I second and third that. I am trying to lose a couple pounds before the holidays, but Thanks Lindsay, thanks to you I can't sleep until I eat that pizza again. That picture is a true testament to the luscious pizza that is Joe Peeps. Is it too early for pizza. :) yumm

"WE DELIVER EVERYWHERE ! ...except IRAQ!"

My question for Mr Peep is "why don't you support the troops?"

p.s.
any business that links to wordsoftestimony.com is a total douche.

I so did not order a side of politics with my pizza. It wouldn't even occur to me to think that a joke about not wanting to deliver in a war ravaged country indicated not supporting the troops (of course that's another something I didn't order with my pizza). I honestly didn't see the religious link at the bottom, but frankly, they aren't hurting me with that expression of their beliefs, in the same way the good people of In N Out don't bother me with the Biblical references on their paper products.

Bottom line: GREAT pizza. And less bucks going towards the real scumbags at Domino's.

It's been years since I've lived in the valley and conversely years since I've been to Peeps. I think it's high time to go back. Hell I may even have my old frequent buyer card in a drawer somewhere. Thanks for the reminder. Glad they're still in business.
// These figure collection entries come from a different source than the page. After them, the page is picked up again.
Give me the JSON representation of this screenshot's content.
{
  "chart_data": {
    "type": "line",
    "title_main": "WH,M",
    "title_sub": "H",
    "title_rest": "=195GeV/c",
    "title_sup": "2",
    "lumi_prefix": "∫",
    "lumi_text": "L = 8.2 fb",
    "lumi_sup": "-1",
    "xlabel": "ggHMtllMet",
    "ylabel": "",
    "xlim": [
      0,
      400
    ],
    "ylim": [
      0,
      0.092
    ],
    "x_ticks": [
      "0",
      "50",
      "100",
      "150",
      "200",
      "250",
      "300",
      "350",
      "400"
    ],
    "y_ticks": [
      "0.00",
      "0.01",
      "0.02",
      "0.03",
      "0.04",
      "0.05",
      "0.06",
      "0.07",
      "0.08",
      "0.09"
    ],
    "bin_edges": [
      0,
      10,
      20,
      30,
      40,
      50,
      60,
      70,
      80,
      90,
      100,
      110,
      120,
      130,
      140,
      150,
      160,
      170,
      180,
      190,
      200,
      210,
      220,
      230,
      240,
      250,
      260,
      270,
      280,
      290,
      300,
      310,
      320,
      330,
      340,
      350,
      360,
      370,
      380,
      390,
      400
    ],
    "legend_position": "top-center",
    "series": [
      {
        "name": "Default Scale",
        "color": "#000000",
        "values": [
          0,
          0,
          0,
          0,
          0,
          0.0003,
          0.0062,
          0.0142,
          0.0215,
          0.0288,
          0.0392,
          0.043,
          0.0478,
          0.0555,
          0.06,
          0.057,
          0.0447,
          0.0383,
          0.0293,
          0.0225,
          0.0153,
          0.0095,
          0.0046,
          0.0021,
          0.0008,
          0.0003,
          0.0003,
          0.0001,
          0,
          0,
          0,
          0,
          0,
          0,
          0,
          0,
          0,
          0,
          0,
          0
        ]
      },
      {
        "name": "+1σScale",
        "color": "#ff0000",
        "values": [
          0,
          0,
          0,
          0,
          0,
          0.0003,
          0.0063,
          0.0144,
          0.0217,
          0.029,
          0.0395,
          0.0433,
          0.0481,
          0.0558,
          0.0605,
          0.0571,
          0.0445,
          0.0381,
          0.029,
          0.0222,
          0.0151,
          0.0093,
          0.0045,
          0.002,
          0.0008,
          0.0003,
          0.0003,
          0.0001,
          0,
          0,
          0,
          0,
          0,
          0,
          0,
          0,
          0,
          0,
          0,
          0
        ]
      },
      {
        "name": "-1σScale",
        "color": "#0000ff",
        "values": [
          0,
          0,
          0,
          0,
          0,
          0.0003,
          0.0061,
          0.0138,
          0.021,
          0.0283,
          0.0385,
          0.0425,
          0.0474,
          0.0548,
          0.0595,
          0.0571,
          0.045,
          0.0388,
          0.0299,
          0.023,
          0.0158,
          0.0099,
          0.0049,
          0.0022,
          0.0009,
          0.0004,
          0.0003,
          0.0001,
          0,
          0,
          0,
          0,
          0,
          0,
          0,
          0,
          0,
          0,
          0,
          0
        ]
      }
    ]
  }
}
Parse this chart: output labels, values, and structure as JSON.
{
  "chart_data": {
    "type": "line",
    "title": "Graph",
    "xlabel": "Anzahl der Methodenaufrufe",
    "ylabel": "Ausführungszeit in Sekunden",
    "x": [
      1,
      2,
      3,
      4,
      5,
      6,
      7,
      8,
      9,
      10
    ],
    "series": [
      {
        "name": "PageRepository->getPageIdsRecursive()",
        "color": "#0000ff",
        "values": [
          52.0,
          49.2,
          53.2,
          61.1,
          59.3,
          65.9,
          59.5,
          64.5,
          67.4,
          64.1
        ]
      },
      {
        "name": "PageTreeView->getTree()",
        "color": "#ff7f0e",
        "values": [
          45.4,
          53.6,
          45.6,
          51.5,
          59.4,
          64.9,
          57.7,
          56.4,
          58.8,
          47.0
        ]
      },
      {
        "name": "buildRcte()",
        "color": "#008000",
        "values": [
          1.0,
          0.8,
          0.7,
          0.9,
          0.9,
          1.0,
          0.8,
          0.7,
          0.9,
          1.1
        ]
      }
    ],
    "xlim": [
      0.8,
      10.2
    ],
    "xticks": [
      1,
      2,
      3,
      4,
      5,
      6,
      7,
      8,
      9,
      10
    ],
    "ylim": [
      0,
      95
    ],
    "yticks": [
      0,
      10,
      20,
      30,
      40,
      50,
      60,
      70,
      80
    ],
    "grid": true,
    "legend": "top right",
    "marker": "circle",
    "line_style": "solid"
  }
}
I dunno. Not a fan of Joe's when I could just go down the street and get D'Amore's. Just remember being turned off by the massive wet soggy canned mushrooms I had at Joe's

God, Lindsay! You make me want to order one right now! Where IS that goddamned phone???

We just got takeout from here about an hour ago, while the ingredients are high quality, the pizza as a whole completely sucks. You can't just bake a pizza dough and dump ingredients on top of that and call it a pie. There's no finesse, no grace, it's just a pile of slop. I am entirely disappointed.